This post assumes you have read Choosing a Versioning Scheme, which recommends Semantic Versioning.

Right now we are in beta phase 2.0.0b_X_. We'll shift to release candidate 2.0.0rc_X_ around the time the paper is being reviewed, and a full release 2.0.0 sometime after the paper is published. Subsequently, we'll need to iterate version numbers every time we push to PyPi or Anaconda.

Semantic Versioning Summary

Given a version number MAJOR.MINOR.PATCH, increment the:

  1. MAJOR version when you make incompatible API changes,
  2. MINOR version when you add functionality in a backwards-compatible manner, and
  3. PATCH version when you make backwards-compatible bug fixes.

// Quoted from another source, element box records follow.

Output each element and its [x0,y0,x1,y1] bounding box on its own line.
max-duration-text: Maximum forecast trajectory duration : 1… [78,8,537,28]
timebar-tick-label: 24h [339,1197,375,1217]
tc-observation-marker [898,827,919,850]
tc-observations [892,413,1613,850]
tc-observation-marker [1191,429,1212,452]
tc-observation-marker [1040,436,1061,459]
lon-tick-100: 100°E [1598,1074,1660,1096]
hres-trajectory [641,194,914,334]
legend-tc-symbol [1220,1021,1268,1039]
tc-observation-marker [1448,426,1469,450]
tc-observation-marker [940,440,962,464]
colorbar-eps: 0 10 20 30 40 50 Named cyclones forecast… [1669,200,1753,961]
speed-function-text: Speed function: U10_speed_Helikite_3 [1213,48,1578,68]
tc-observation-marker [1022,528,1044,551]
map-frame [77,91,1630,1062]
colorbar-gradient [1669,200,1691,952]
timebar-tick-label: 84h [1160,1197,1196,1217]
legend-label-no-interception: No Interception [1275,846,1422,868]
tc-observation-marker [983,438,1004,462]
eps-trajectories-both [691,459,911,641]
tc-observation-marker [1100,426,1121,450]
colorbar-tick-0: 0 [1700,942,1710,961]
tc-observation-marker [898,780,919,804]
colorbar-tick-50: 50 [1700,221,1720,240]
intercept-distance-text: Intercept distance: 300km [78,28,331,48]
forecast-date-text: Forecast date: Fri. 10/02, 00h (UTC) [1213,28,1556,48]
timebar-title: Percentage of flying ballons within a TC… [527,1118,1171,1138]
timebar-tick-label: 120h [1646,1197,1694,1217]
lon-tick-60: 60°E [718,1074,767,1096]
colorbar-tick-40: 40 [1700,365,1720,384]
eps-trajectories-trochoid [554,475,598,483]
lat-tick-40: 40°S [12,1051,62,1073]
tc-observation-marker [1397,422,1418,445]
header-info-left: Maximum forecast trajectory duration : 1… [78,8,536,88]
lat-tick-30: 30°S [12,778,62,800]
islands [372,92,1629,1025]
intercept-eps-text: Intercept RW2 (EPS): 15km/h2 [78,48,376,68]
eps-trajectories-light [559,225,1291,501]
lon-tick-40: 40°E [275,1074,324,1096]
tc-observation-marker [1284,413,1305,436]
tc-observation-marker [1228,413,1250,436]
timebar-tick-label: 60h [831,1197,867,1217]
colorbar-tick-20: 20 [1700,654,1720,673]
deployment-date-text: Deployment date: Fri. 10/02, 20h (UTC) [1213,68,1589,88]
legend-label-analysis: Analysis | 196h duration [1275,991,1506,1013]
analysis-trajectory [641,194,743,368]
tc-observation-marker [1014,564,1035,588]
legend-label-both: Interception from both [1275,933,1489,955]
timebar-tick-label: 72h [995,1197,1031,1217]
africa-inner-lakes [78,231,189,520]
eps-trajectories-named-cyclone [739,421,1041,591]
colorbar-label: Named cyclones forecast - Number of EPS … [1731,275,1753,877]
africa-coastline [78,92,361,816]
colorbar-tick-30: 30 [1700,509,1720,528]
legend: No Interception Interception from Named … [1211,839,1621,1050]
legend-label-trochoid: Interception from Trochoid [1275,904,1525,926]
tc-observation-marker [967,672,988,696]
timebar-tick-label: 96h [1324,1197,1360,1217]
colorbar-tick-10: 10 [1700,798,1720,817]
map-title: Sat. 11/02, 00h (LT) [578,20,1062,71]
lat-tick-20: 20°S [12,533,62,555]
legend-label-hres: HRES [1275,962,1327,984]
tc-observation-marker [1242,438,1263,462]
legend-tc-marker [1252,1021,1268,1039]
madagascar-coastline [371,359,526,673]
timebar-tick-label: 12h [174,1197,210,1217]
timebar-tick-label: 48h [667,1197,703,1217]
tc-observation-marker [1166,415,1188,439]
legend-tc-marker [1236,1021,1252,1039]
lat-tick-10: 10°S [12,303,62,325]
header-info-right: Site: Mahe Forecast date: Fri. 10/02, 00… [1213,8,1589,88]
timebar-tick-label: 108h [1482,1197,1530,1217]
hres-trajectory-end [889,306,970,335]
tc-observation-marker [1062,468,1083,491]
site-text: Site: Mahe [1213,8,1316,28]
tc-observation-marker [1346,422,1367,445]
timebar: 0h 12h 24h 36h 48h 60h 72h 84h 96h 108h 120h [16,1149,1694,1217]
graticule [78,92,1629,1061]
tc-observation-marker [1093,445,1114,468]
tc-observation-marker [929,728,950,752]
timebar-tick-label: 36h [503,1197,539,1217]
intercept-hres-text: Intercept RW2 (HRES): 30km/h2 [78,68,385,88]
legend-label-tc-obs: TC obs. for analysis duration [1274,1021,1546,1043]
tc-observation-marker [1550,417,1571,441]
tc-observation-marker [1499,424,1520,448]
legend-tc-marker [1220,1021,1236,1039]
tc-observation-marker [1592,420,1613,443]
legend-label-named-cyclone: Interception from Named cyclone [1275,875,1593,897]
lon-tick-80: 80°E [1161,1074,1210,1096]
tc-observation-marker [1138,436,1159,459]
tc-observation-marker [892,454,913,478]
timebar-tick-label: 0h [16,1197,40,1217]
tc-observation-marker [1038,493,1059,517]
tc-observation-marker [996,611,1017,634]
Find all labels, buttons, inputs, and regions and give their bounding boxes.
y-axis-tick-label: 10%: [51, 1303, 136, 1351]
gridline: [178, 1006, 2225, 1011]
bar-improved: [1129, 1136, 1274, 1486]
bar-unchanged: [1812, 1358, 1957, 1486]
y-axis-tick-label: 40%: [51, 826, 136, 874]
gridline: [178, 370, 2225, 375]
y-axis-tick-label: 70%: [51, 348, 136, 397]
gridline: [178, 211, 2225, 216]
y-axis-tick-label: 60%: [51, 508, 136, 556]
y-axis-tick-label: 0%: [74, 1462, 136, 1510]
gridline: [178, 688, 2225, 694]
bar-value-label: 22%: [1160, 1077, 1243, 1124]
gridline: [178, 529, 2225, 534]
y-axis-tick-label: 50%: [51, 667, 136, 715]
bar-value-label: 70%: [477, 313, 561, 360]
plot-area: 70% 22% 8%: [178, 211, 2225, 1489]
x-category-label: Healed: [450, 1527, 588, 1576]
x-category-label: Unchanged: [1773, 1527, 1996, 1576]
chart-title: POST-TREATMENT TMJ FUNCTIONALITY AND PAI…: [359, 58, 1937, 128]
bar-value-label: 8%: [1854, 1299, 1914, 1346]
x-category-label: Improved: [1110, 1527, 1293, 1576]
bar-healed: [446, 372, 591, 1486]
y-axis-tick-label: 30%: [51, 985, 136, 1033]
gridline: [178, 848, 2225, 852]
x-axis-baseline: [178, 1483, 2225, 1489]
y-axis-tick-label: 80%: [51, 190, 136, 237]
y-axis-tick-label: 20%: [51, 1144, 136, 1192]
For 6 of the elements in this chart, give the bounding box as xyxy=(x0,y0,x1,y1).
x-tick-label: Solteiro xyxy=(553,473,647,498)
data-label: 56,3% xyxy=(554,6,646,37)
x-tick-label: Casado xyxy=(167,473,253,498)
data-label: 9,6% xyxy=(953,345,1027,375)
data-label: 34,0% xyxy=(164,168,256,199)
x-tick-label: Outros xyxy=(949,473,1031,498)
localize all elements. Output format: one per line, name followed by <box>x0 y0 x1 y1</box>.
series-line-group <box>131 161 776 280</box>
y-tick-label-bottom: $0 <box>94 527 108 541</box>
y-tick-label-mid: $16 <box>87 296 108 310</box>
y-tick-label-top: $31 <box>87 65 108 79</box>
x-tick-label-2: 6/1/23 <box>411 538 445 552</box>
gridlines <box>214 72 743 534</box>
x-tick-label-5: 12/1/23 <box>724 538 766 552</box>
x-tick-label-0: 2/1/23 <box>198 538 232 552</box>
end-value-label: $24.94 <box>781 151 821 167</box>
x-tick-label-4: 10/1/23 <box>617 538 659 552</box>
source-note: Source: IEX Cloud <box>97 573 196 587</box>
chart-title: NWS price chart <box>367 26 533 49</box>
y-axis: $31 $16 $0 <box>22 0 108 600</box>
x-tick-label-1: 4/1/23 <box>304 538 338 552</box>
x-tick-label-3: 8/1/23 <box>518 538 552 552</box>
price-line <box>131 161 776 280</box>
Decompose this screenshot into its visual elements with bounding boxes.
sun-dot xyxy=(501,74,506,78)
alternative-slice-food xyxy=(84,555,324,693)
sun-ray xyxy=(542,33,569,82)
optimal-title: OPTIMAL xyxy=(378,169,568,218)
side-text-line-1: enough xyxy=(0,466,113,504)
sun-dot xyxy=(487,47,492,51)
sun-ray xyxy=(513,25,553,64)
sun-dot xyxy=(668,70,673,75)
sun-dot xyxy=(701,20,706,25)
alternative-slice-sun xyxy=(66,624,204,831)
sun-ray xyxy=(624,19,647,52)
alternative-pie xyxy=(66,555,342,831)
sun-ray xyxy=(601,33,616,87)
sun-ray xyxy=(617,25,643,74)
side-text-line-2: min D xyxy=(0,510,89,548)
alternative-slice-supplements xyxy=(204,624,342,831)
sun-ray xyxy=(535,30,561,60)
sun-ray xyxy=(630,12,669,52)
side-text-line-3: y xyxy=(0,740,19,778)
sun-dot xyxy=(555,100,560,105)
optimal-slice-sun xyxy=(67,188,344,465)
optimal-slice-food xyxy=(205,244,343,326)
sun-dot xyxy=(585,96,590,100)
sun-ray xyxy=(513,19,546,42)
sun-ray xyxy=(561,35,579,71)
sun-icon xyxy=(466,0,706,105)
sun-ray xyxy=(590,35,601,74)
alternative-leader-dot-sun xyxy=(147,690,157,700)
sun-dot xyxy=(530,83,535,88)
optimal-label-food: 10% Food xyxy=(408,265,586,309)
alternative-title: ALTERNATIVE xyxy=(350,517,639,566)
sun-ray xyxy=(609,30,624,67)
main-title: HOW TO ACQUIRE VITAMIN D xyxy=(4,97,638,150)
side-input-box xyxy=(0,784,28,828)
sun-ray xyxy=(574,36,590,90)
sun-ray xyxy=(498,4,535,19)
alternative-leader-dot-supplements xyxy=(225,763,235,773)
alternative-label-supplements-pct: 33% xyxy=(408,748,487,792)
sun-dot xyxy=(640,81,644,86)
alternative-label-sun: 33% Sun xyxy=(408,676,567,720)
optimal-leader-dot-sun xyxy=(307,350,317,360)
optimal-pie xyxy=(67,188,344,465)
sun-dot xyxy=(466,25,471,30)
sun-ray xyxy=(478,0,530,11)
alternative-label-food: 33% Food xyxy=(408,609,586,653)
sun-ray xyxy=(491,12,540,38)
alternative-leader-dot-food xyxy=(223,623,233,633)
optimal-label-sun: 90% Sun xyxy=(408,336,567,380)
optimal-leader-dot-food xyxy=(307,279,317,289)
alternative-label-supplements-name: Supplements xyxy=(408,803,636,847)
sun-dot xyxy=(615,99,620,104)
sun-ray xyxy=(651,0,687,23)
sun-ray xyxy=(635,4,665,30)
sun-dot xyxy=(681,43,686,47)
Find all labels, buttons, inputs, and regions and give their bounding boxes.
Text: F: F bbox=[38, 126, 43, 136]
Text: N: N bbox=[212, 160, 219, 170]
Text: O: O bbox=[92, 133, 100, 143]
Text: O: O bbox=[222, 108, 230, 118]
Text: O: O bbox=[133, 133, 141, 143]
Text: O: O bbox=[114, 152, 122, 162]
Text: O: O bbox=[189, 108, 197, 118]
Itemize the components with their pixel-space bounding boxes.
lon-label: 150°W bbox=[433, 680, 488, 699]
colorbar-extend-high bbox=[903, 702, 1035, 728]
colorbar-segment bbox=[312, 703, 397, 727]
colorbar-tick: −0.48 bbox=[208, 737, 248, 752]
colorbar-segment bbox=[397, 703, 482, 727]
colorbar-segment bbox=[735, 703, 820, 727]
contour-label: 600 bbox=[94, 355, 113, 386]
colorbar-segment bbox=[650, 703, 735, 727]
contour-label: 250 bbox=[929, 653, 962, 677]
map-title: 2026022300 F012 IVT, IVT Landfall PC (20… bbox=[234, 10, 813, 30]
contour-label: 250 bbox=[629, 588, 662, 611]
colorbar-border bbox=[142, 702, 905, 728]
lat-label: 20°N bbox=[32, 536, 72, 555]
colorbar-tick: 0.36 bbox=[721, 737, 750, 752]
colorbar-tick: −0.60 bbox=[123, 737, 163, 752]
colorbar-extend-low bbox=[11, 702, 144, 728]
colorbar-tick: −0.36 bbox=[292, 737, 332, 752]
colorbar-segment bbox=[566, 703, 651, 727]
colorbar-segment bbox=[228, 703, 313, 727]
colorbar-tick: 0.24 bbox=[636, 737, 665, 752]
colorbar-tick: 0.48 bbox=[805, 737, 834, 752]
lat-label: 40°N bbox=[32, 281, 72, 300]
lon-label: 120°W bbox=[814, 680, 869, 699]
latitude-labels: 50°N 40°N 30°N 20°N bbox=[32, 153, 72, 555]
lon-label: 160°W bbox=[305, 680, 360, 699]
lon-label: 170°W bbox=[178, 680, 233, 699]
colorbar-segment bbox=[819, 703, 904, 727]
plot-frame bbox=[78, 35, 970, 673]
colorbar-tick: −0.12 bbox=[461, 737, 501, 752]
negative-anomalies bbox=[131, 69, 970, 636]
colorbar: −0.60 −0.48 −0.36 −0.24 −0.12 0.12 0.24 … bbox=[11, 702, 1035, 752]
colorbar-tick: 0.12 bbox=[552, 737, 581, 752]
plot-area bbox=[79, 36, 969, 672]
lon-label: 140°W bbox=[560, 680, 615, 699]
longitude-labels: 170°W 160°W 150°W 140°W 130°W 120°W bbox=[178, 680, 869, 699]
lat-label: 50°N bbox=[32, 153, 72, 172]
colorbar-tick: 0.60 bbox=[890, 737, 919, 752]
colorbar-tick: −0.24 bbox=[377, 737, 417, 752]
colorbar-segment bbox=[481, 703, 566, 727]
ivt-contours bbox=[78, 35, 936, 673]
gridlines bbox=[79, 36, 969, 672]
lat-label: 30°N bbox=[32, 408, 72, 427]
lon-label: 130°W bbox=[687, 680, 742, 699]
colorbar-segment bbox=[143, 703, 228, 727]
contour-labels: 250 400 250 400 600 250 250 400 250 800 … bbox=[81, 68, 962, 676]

Additional labels for pre-release and build metadata are available as extensions to the MAJOR.MINOR.PATCH format.

Ideally, every validated pull request to the main branch would increment the version number, and there is probably some software available to help automate that. Minimally, we will need to manually increment the version number whenever we introduce a change that requires reformatting/upgrading the input files. Typically, those changes would increment MINOR, but we are currently in beta stage, so we are incrementing the beta suffix

We also have an option to use developer versions *2.0.0dev_X_ for playing around with things that are primarily meant for other developers, but I don't know if that will offer any benefit over feature-specific git branches.

Does anyone have questions, comments, amendments or counter-proposals?